DOW will Capture Deer in Colorado Springs to Test for CWD

Send by email Printer-friendly version Share this

The Colorado Division of Wildlife (DOW) is investigating the circumstances surrounding the recent discovery of a deer infected with chronic wasting disease (CWD) in Colorado Springs. As part of their analysis, the DOW plans to capture and tag up to 20 deer in the southwest part of the city.

“We’re hoping this is an isolated incident,” said Area Wildlife Manager Dave Clippinger. “Multiple techniques will be used to find out how widespread the disease may be. Once that is determined, we can begin to address management plans.”

In the coming weeks, DOW personnel will attempt to capture deer using tranquilizer darts. The purpose of capturing deer is three-fold. The field crew will mark the captured deer with ear tags and radio collars to help biologists understand herd movements. While deer are in-hand, DOW veterinarians will collect blood for genetic evaluation and take a tissue biopsy from each deer’s tonsil to test for CWD.

Biologists will track the movements of the radio-collared deer to learn if they migrate seasonally, as has been seen in some urban deer in the northern Front Range. This is the first time this method will be used in Colorado Springs.

If any of the tonsil samples test positive for CWD, wildlife officers will be able to trace the signal from the radio collar and remove the animal.

The DOW is asking residents in southwest Colorado Springs for their cooperation and understanding during this project. In some instances, it might be necessary for DOW crews to capture deer on private property.

DOW employees will ask permission prior to going onto someone’s land.

“Every attempt will be made to gain consent from homeowners, but after an animal is hit by a tranquilizer dart it sometimes runs unpredictably before coming under the effects of the drug, and may end up in adjacent yards,” Clippinger said.

Chronic wasting disease is a fatal neurological illness of mule deer, white-tailed deer and elk. Most researchers believe an aberrant prion protein that misfolds in the brain causes the disease, destroying brain tissues as it progresses. Clinical signs include staggering, sluggishness, excessive salivation and slowly deteriorating body condition.

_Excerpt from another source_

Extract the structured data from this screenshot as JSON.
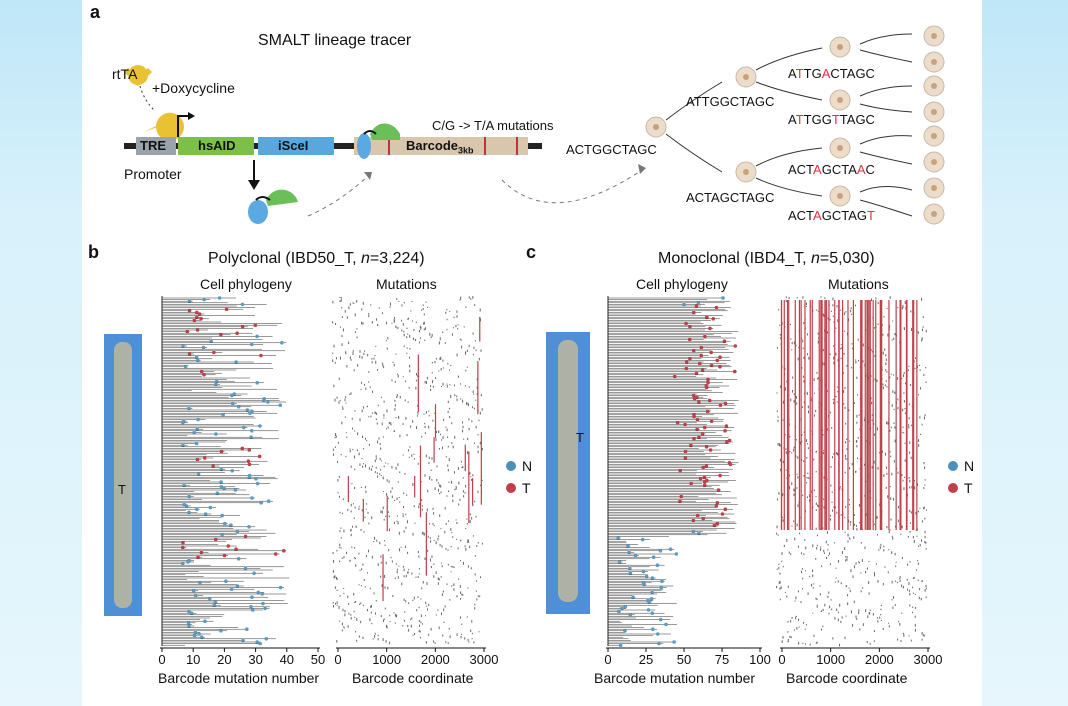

Animals with CWD have been found in portions of northeastern Colorado and southeastern Wyoming for more than two decades. In recent years, wildlife officials identified CWD in deer in northwest Colorado, eight other states and in the Canadian province of Saskatchewan.

The DOW reminds Colorado Springs residents that it is illegal to feed deer. Anecdotal evidence points to feeding as a major factor in the disease’s relatively high prevalence in urban areas and subdivisions in Estes Park and locations northwest of Fort Collins.

“People tend to think that they are helping wild animals when they feed them, but in reality, feeding wildlife always causes more problems than it solves,” Clippinger said.